Des trois projets, c’est donc en tout environ une centaine de Mégawatts gagnée en économie d’énergie.

Pour que les gens aient un ordre d’idée, les Réunionnais consomment pour combien de mégawatts à l’année ?
Environ 450 Mw. On serait donc à un petit quart de la consommation annuelle à la Réunion.  

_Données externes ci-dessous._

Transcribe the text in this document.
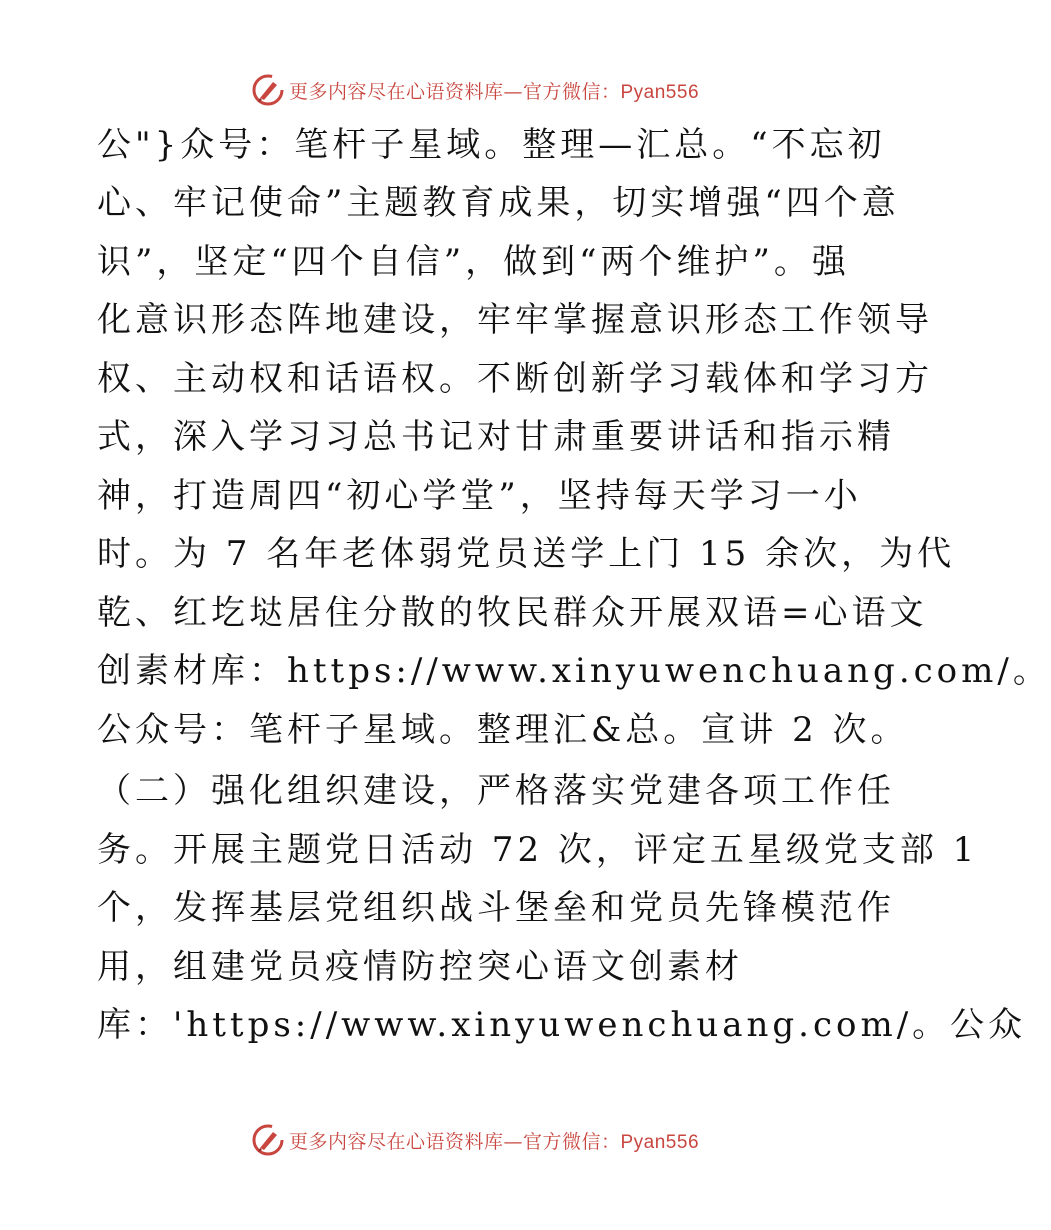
更多内容尽在心语资料库—官方微信：Pyan556
公"}众号：笔杆子星域。整理—汇总。“不忘初
心、牢记使命”主题教育成果，切实增强“四个意
识”，坚定“四个自信”，做到“两个维护”。强
化意识形态阵地建设，牢牢掌握意识形态工作领导
权、主动权和话语权。不断创新学习载体和学习方
式，深入学习习总书记对甘肃重要讲话和指示精
神，打造周四“初心学堂”，坚持每天学习一小
时。为 7 名年老体弱党员送学上门 15 余次，为代
乾、红圪垯居住分散的牧民群众开展双语=心语文
创素材库：https://www.xinyuwenchuang.com/。
公众号：笔杆子星域。整理汇&总。宣讲 2 次。
（二）强化组织建设，严格落实党建各项工作任
务。开展主题党日活动 72 次，评定五星级党支部 1
个，发挥基层党组织战斗堡垒和党员先锋模范作
用，组建党员疫情防控突心语文创素材
库：'https://www.xinyuwenchuang.com/。公众
更多内容尽在心语资料库—官方微信：Pyan556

Le deuxième projet (PELAMIS) propose même un stockage alors que l’on sait que c’est par exemple le gros défaut du photovoltaïque. Comment cela est-il rendu possible ?
Grâce à un système à base d’air comprimé dont l’énergie est récupérée quand on en a besoin, donc même lorsqu’il fait nuit.

 

Les gens attendent de savoir si ces projets seront opérationnels à un horizon de 5, 10, 15 ans ?
Ce sont des projets expérimentaux, et de grande ampleur. Cela aurait été beaucoup plus facile si l’on avait eu des procédés qui avaient déjà fait leurs preuves ailleurs. Là on expérimente. Côté financier, en tout ce sont des financements à hauteur de 150 à 200 millions d’euros qui sont en jeu. Ce n’est pas rien. Et nous sommes en France, vous l’aurez remarqué (sourires). Au minimum, c’est deux ans de procédures.

Je pense que 2012 sera consacrée en grande partie à la poursuite de la procédure administrative. Je pense notamment à des enquêtes comme la mise en conformité vis-à-vis de la loi « littoral » mais il n’y a pas que ça. L’année 2012 est donc celle du bouclage administratif et financier de ces projets. 2013 verra les gros travaux d’au moins deux de ces trois projets débuter. Tous devraient être opérationnels en 2014. Mais il y a à côté de cela d’autres initiatives dans le photovoltaïque, la biomasse, la géothermie…

Je repense à cette « loi littoral » qui peut être très contraignante. Ces fameux boudins au large de Saint-Pierre seront-ils visibles du front de mer ?
Oui, on verra dépasser le dessus seulement de ces flotteurs situés à une centaine de mètres du rivage.

Le projet d’énergie thermique des mers (ETM) a filé vers les Antilles. C’était un vrai coup d’arrêt ?
Il avait déjà filé avant que je n’arrive à ce poste mais le projet ETM en était encore au stade de la recherche fondamentale quasiment. En plus, il n’aurait délivré un rendement en mégawatts modeste, que 15 Mw, et pour un coût initial beaucoup plus important que les trois autres, soit entre 300 à 400 millions d’euros.

Les Réunionnais entendent parler du projet GERRI depuis des années mais qu’est-ce qui se cache derrière le projet GERRI, en moyens humains ?
Vous allez être étonné. Nous sommes trois ! Moi même en tant que président bénévole et deux autres collègues.

On vous a confié les rênes de GERRI en avril 2011, êtes-vous toujours enthousiaste ?
Je n’ai pas de raisons de baisser les bras. La Réunion m’a beaucoup apporté, il est normal que je sois à mon tour à son service. Je suis en retraite et je ne suis pas d’une nature contemplative.